There's a plastic container filled with duck fat in my refrigerator. It's labeled "liquid gold" to guard against enthusiastic refrigerator cleaning (mostly my own; I do a weekly sweep to get rid of old stuff). The duck fat is left over from the
roast duck with quince glaze I made before the holidays. I made a total of three ducks, from which I harvested about two cups of duck fat.
I told my kids that you haven't lived until you've eaten potatoes fried in duck fat. To prove this, I made a potato galette. Actually, I made two. The first one flopped. I suspect I used too little duck fat. Also, because I cooked it entirely in the oven, the galette didn't develop that amazing crust on the bottom I was expecting. We ate it, but no one was blown away.
And then I made the second one. This time I pulled out Julia Child's
The Way to Cook, one of my favorite cookbooks of all time. Of course Julia would know how to make a perfect potato galette! I followed her advice and washed some of the starch off the sliced potatoes before laying them into the already-heated cast iron pan. But then I did my own thing. The duck fat, of course. I left the potato skins on. And I added a little grated Romano cheese between the layers, plus a sprinkling on top. I cooked it covered on the stove, then moved it under the broiler without its protective foil to crisp the top.
The result: "transplendent," as that ditzy post-hippie said to Woody Allen in
Annie Hall.
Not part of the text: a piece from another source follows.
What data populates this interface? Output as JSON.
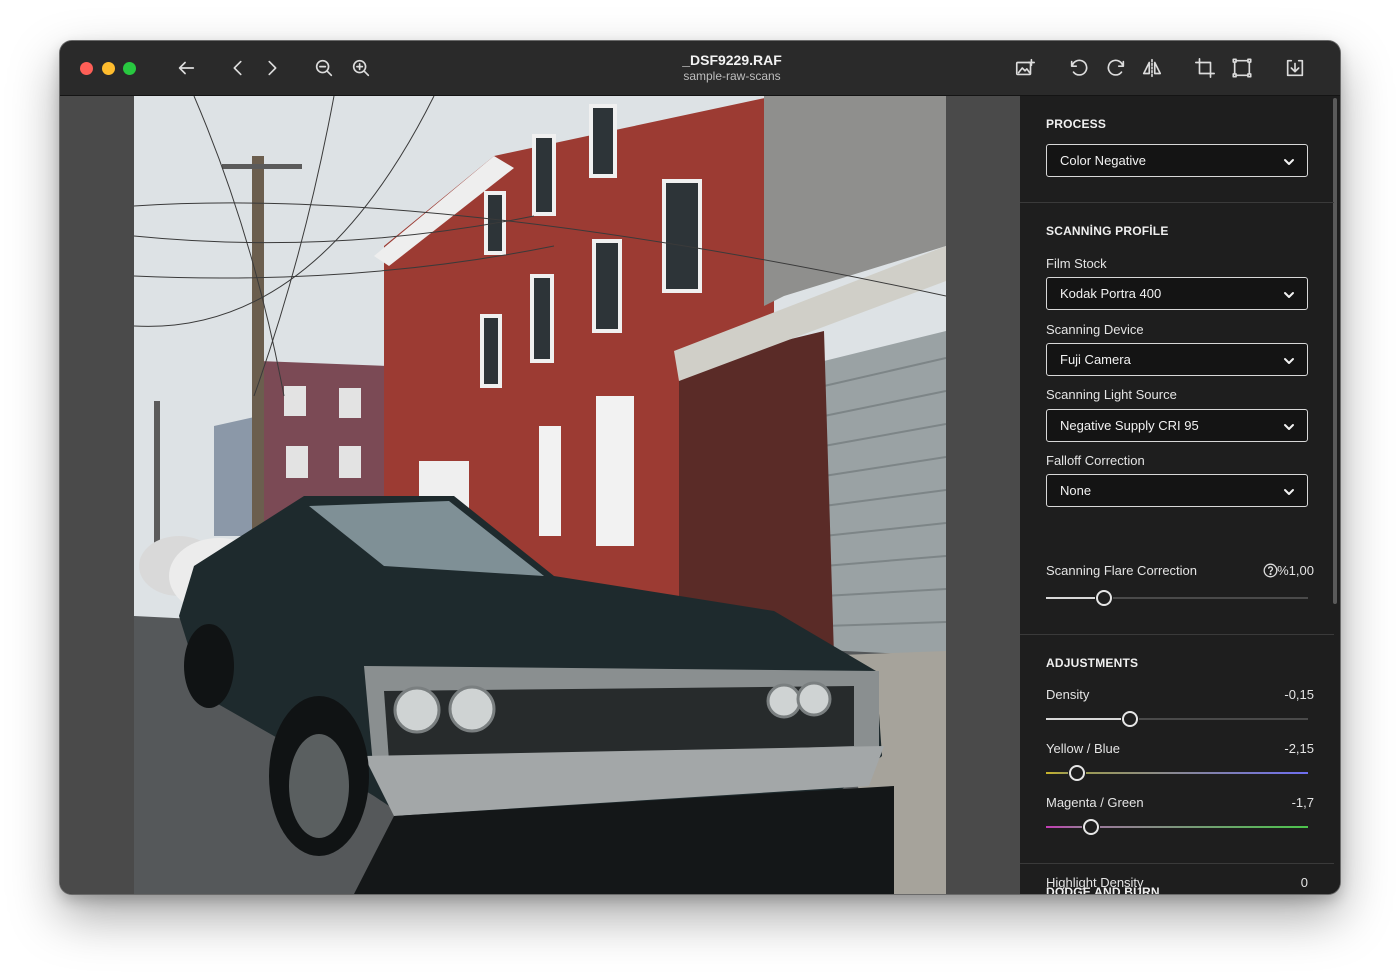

Crispy top and bottom, creamy white inside, with a richness you can't even get from butter. I cut it into wedges and passed it around the table. We might have heard angels singing. Or, wait, I bet that was my younger son, who sings his way through life. He ate three pieces. It's one of the few dishes I've made in the past 10 years of which we had no leftovers.
A mandoline (my favorite: the
Oxo Good Grips hand-held mandoline slicer) makes slicing the potatoes much easier, but if it's just you and a knife and your infinite patience, you'll do fine. Use a cast-iron pan if you've got one for the best bottom crust.
Potato galette with duck fat
- 3 large Idaho russet potatoes, washed but not peeled
- about 1/4 cup duck fat
- about 5 Tbsp olive oil
- about 4 Tbsp grated parmesan or Romano cheese
- salt and pepper
Using a mandoline, slice the potatoes about 1/16" thick - in other words, very thin, but not paper-thin. As you slice them, drop them into a bowl of cool water. When you've sliced all the potatoes, swish them around in the bowl a bit to wash off some of the starch. Remove the potato slices to a lint-free towel or several layers of paper towels, and dry them well.
Meantime, heat a cast-iron pan (or another very heavy ovenproof skillet) over medium-high heat. I used a 10-inch skillet, but a 12-inch would work, too - your galette will end up bigger but thinner, which is fine. Add a few tablespoons each of the duck fat and the olive oil and swirl them around to coat the bottom of the pan.
Now, working quickly, lay one layer of potato slices in the pan in a circular pattern, overlapping the slices slightly. Sprinkle the layer with a little duck fat, a little olive oil, a little grated cheese, and salt and pepper. Repeat, making additional layers, until you've used up all the potatoes. I got about four layers in. Over the top layer sprinkle some duck fat, olive oil and salt (no cheese yet on the top).
Reduce the heat to medium-low and cover the potatoes with a layer of aluminum foil, pressing the foil down onto the top layer of the galette. Now cover the pan with a lid that fits
inside the pan, to keep the foil pressed down. Wrap the edges of the foil down and around the sides of the pan so very little steam escapes as the galette cooks. It will take about 20-25 minutes for the potatoes to get tender; test them after about 20 minutes by sliding the point of a sharp paring knife straight down into the top of the galette. If there's no resistance, the potatoes are cooked.
Heat the broiler, Sprinkle the galette with a thin layer of the grated cheese and put the pan, uncovered, under the broiler. Browning the top should take no more than 3-4 minutes. Watch it closely, because it will burn if you leave it in even 30 seconds too long.
When the top is brown and the cheese is melted and blistered, remove the pan from the oven. Use a large spatula to unmold the galette onto a cutting board. Let it rest a few minutes, either in the pan or on the board, before slicing into wedges. Serve hot.